Tuesday, February 21, 2012

People vs Bayya (GR 127845)

Facts: For automatic review here is a judgment handed down by Branch 16 1 of the Regional Trial Court in Ilagan, Isabela, finding appellant Lodrigo Bayya guilty of incestuous rape and sentencing him to the ultimate penalty of DEATH. 

Filed on October 9, 1995 by Asst. Provincial Prosecutor Pacifico Paas and docketed as Criminal Case No. 2467, the accusatory portion of the Information indicting appellant, alleges: 

That on or about the year 1994 and for sometimes (sic) thereafter in the municipality of Burgos, province of Isabela, Philippines and within the jurisdiction of this Honorable Court, the said accused armed with a knife, did then and there, willfully, unlawfully and feloniously, by means of force, intimidation and with lewd designs, have carnal knowledge with his own daughter ROSIE S. BAYYA for several times against the latters (sic) will and consent. 


Issue: Whether or not Lodrigo Bayya should be charged with the crime of Simple Rape or under the RA 7659. 

Held: A careful perusal of the Information indicting appellant reveals a crucial omission in its averments of the minority of the victim, Rosie S. Bayya. It is thus imperative that the Information filed with the trial court be complete — to the end that the accused may suitably prepare his defense. Corollary to this, an indictment must fully state the elements of the specific offense alleged to have been committed as it is the recital of the essentials of a crime which delineates the nature and cause of accusation against the accused. 
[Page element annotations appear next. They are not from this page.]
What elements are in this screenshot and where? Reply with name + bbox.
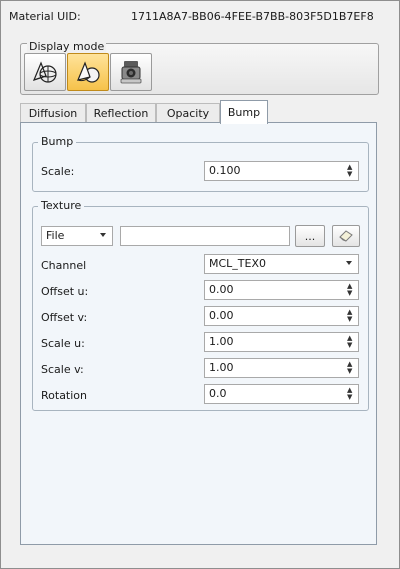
scale-v-label: Scale v: <box>41 363 84 376</box>
scale-v-spinbox[interactable]: 1.00 ▲ ▼ <box>204 358 359 378</box>
texture-group-title: Texture <box>38 199 85 212</box>
render-mode-button[interactable] <box>110 53 152 91</box>
channel-value: MCL_TEX0 <box>209 257 267 270</box>
scale-u-label: Scale u: <box>41 337 85 350</box>
solid-shapes-icon <box>76 61 100 83</box>
browse-button[interactable]: ... <box>295 225 325 247</box>
spin-arrows-icon[interactable]: ▲ ▼ <box>347 283 356 297</box>
material-tabs: Diffusion Reflection Opacity Bump <box>20 100 380 124</box>
spin-arrows-icon[interactable]: ▲ ▼ <box>347 309 356 323</box>
tab-opacity[interactable]: Opacity <box>156 103 220 123</box>
spin-arrows-icon[interactable]: ▲ ▼ <box>347 387 356 401</box>
texture-group: Texture File ... Channel MCL_TEX0 Offset… <box>32 199 369 411</box>
offset-u-label: Offset u: <box>41 285 89 298</box>
texture-source-select[interactable]: File <box>41 226 113 246</box>
bump-tab-panel: Bump Scale: 0.100 ▲ ▼ Texture File ... Ch… <box>20 122 377 545</box>
tab-diffusion[interactable]: Diffusion <box>20 103 86 123</box>
rotation-value: 0.0 <box>209 387 227 400</box>
browse-label: ... <box>304 229 316 243</box>
bump-scale-spinbox[interactable]: 0.100 ▲ ▼ <box>204 161 359 181</box>
chevron-down-icon <box>346 261 352 265</box>
bump-group: Bump Scale: 0.100 ▲ ▼ <box>32 135 369 192</box>
scale-v-value: 1.00 <box>209 361 234 374</box>
tab-bump[interactable]: Bump <box>220 100 268 124</box>
tab-label: Bump <box>227 106 261 119</box>
spin-arrows-icon[interactable]: ▲ ▼ <box>347 335 356 349</box>
tab-label: Reflection <box>93 107 149 120</box>
channel-select[interactable]: MCL_TEX0 <box>204 254 359 274</box>
tab-label: Diffusion <box>28 107 78 120</box>
wireframe-mode-button[interactable] <box>24 53 66 91</box>
offset-v-value: 0.00 <box>209 309 234 322</box>
bump-scale-value: 0.100 <box>209 164 241 177</box>
rotation-spinbox[interactable]: 0.0 ▲ ▼ <box>204 384 359 404</box>
solid-mode-button[interactable] <box>67 53 109 91</box>
eraser-icon <box>339 230 353 242</box>
bump-group-title: Bump <box>38 135 77 148</box>
tab-reflection[interactable]: Reflection <box>86 103 156 123</box>
rotation-label: Rotation <box>41 389 88 402</box>
spin-arrows-icon[interactable]: ▲ ▼ <box>347 164 356 178</box>
wireframe-shapes-icon <box>32 61 57 83</box>
offset-v-spinbox[interactable]: 0.00 ▲ ▼ <box>204 306 359 326</box>
spin-arrows-icon[interactable]: ▲ ▼ <box>347 361 356 375</box>
chevron-down-icon <box>100 233 106 237</box>
display-mode-group: Display mode <box>20 40 379 95</box>
offset-v-label: Offset v: <box>41 311 88 324</box>
clear-texture-button[interactable] <box>332 225 360 247</box>
tab-label: Opacity <box>166 107 210 120</box>
offset-u-spinbox[interactable]: 0.00 ▲ ▼ <box>204 280 359 300</box>
material-uid-value: 1711A8A7-BB06-4FEE-B7BB-803F5D1B7EF8 <box>131 10 374 23</box>
texture-path-input[interactable] <box>120 226 290 246</box>
display-mode-title: Display mode <box>27 40 107 53</box>
scale-u-value: 1.00 <box>209 335 234 348</box>
bump-scale-label: Scale: <box>41 165 75 178</box>
texture-source-value: File <box>46 229 65 242</box>
scale-u-spinbox[interactable]: 1.00 ▲ ▼ <box>204 332 359 352</box>
material-uid-label: Material UID: <box>9 10 81 23</box>
offset-u-value: 0.00 <box>209 283 234 296</box>
channel-label: Channel <box>41 259 87 272</box>
camera-render-icon <box>120 61 142 84</box>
The Court held recently that to sustain a conviction under Article 335 of the Revised Penal Code as amended by Republic Act No. 7659, the prosecution must allege and prove the basic elements of: 1) sexual congress; 2) with a woman; 3) by force and without consent, and in order to warrant the imposition of the death penalty, the additional elements that 4) the victim is under 18 years of age at the time of the rape; and 5) the offender is a parent (whether legitimate, illegitimate or adopted) of the victim. 

In the case under scrutiny, the information does not allege the minority of the victim, although the same was proven during the trial as borne by the records. The omission is not merely formal in nature since doctrinally, an accused cannot be held liable for more than what he is indicted for. It matters not how conclusive and convincing the evidence of guilt may be, but an accused cannot be convicted of any offense, not charged in the Complaint or information on which he is tried or therein necessarily included. He has a right to be informed of the nature of the offense with which he is charged before he is put on trial. To convict an accused of an offense higher than that charged in the Complaint or information on which he is tried would constitute unauthorized denial of that right. 
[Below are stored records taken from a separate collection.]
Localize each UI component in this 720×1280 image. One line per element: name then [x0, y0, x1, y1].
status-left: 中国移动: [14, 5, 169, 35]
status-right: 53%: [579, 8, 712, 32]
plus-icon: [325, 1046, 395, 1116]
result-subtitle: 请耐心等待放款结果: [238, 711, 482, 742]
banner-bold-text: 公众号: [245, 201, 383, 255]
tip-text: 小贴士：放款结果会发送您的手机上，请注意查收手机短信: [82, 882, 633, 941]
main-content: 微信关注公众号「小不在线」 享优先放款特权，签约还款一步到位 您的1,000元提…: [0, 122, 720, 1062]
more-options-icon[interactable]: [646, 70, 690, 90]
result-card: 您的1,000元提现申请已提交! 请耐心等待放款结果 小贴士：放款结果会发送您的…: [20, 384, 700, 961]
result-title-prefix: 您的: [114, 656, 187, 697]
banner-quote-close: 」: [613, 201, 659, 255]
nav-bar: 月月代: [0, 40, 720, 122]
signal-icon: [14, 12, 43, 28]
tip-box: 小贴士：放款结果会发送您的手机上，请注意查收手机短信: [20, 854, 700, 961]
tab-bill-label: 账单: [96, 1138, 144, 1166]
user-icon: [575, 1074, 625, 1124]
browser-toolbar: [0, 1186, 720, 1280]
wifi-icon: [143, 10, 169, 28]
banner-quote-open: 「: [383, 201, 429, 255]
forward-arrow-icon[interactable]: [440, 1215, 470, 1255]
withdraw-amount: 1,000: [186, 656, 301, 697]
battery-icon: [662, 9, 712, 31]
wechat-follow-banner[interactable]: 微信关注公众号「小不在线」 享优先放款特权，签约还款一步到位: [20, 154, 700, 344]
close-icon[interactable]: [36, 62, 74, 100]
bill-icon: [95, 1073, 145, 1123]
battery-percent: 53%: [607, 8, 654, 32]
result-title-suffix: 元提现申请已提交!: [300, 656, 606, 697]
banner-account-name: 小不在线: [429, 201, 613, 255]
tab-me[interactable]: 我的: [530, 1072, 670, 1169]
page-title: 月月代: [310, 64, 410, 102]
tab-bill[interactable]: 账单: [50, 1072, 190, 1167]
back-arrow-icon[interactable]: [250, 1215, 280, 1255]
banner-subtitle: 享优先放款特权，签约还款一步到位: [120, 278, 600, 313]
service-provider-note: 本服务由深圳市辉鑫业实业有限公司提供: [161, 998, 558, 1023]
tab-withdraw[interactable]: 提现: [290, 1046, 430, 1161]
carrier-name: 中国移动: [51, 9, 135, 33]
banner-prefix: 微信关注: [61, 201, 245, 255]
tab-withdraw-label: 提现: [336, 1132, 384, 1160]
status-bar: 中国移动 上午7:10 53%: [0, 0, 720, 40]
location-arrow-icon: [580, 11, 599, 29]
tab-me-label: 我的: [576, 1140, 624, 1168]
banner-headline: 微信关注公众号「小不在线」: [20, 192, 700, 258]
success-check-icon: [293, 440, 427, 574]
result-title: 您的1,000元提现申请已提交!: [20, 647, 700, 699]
The Information under consideration charges nothing more than simple rape defined and penalized in the first and second paragraphs of Article 335 of the Revised Penal Code, that is — having carnal knowledge of a woman by means of force and intimidation and against her will. The additional allegation that the offender is a parent of the offended party can only be deemed a generic aggravating circumstance.